Fractured Core Pressure-Pulse Decay

Status Start Date End Date Locations
Inactive Jun 1, 2019 May 31, 2020 Outside Indiana, Outside Indiana, state, state
Director: Mikey Hannon
Other Researchers: LaBraun Hampton
Funding: Indiana University - Innovation and Commercialization Office
Issue: Natural and drilling-induced fractures are ubiquitous among cylindrical plug samples of shale materials. While approaches exist that recognize the influence of these fractures, few commercial and research laboratories employ them. This leads to notoriously inaccurate estimates of shale permeability, a critical parameter to characterize unconventional oil & gas reservoirs. Even among procedures that recognize fractures, none treat shales as anisotropic materials, despite their permeabilities perpendicular to bedding being lower than those parallel to bedding often by an order of magnitude or more.
Objective: Using equipment to analyze pressure transients from three chambers in contact with shale specimens, this work will develop a technology that accounts for both fracture flow and shale anisotropy with suitable throughput for industrial needs. Implementing this strategy will help to optimize resource-recovery strategies from shale reservoirs, which accounts for roughly 60% (and growing) of nationwide hydrocarbon production. Efforts to this point have proven the concept only through computational analyses. This project, through a series of split-sampling comparisons, will prove it through experimental validation. Once proven, the technology will be marketed to commercial core-analysis laboratories and energy companies for licensing.
Approach: A porous cylindrical sample having known length and diameter and at least one fracture spanning its length is placed in a core holder between an inlet and outlet chamber, each having a known volume. This experimental design resembles the one described in previous works, but in this case a pressure-tap chamber is located at an intermediate location along the length of the sample. These chambers, and the pores in the sample, are initially pressurized to a uniform pressure and temperature. The test begins when the inlet pressure is rapidly increased by a set amount (typically around 5-10%). The entire system is shut in and allowed to reach an equilibrium. Based on the pressure responses in the inlet, outlet, and pressure tap, the sample properties are inferred. These properties include the matrix porosity, matrix directional permeabilities (both parallel and perpendicular to bedding), and the fracture transmissivity.

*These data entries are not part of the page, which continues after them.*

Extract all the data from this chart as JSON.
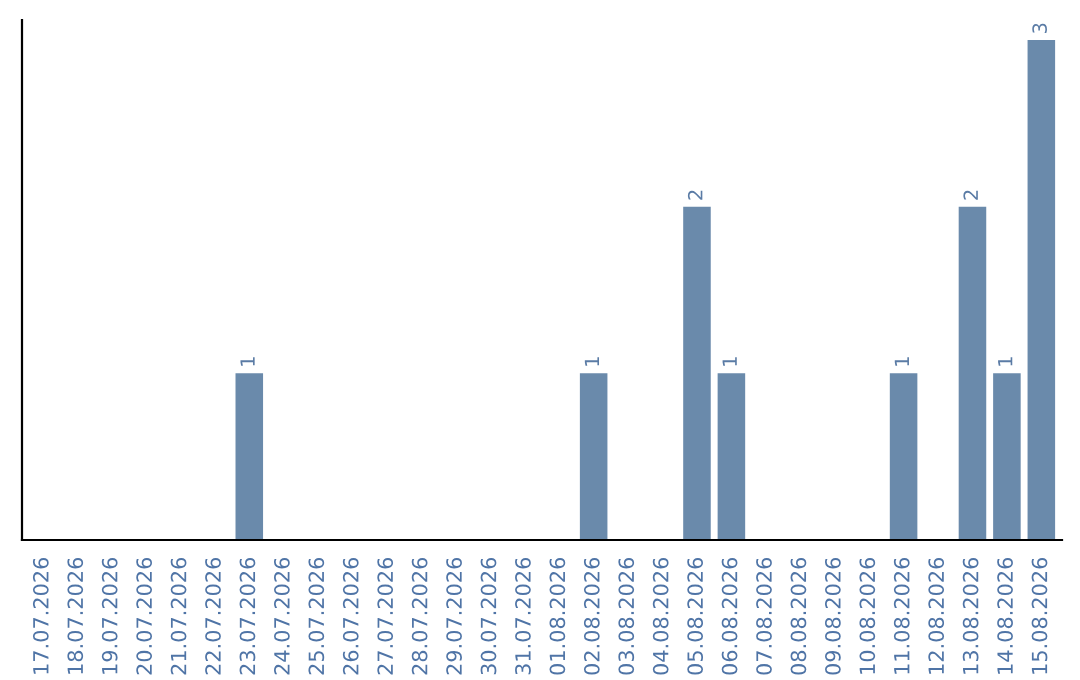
{
  "chart_data": {
    "type": "bar",
    "categories": [
      "17.07.2026",
      "18.07.2026",
      "19.07.2026",
      "20.07.2026",
      "21.07.2026",
      "22.07.2026",
      "23.07.2026",
      "24.07.2026",
      "25.07.2026",
      "26.07.2026",
      "27.07.2026",
      "28.07.2026",
      "29.07.2026",
      "30.07.2026",
      "31.07.2026",
      "01.08.2026",
      "02.08.2026",
      "03.08.2026",
      "04.08.2026",
      "05.08.2026",
      "06.08.2026",
      "07.08.2026",
      "08.08.2026",
      "09.08.2026",
      "10.08.2026",
      "11.08.2026",
      "12.08.2026",
      "13.08.2026",
      "14.08.2026",
      "15.08.2026"
    ],
    "values": [
      0,
      0,
      0,
      0,
      0,
      0,
      1,
      0,
      0,
      0,
      0,
      0,
      0,
      0,
      0,
      0,
      1,
      0,
      0,
      2,
      1,
      0,
      0,
      0,
      0,
      1,
      0,
      2,
      1,
      3
    ],
    "value_labels": [
      null,
      null,
      null,
      null,
      null,
      null,
      "1",
      null,
      null,
      null,
      null,
      null,
      null,
      null,
      null,
      null,
      "1",
      null,
      null,
      "2",
      "1",
      null,
      null,
      null,
      null,
      "1",
      null,
      "2",
      "1",
      "3"
    ],
    "color": "#6a8aab",
    "grid": false,
    "legend": false
  }
}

Products: Previous theoretical and numerical analyses give a promising indication that this technology can be an effective way to estimate matrix and fracture properties simultaneously by testing a fractured sample using this experimental procedure. This proposal will purchase equipment and build a facility on campus to translate the concept to reality and make experimental validations of the technique.
Benefits: Upon completion of this project, researchers at the Indiana Geological and Water Survey will have the capability to estimate fracture transmissivities and matrix directional permeabilities, and the matrix porosities from measurements performed on fractured shale samples. This concept will be proven in reality by comparison with gold-standard benchtop methods, where applicable. At this point, the technology could transfer fairly easily into a service or device that commercial entities, including core laboratories and energy companies, can license from IU and deploy at their facilities.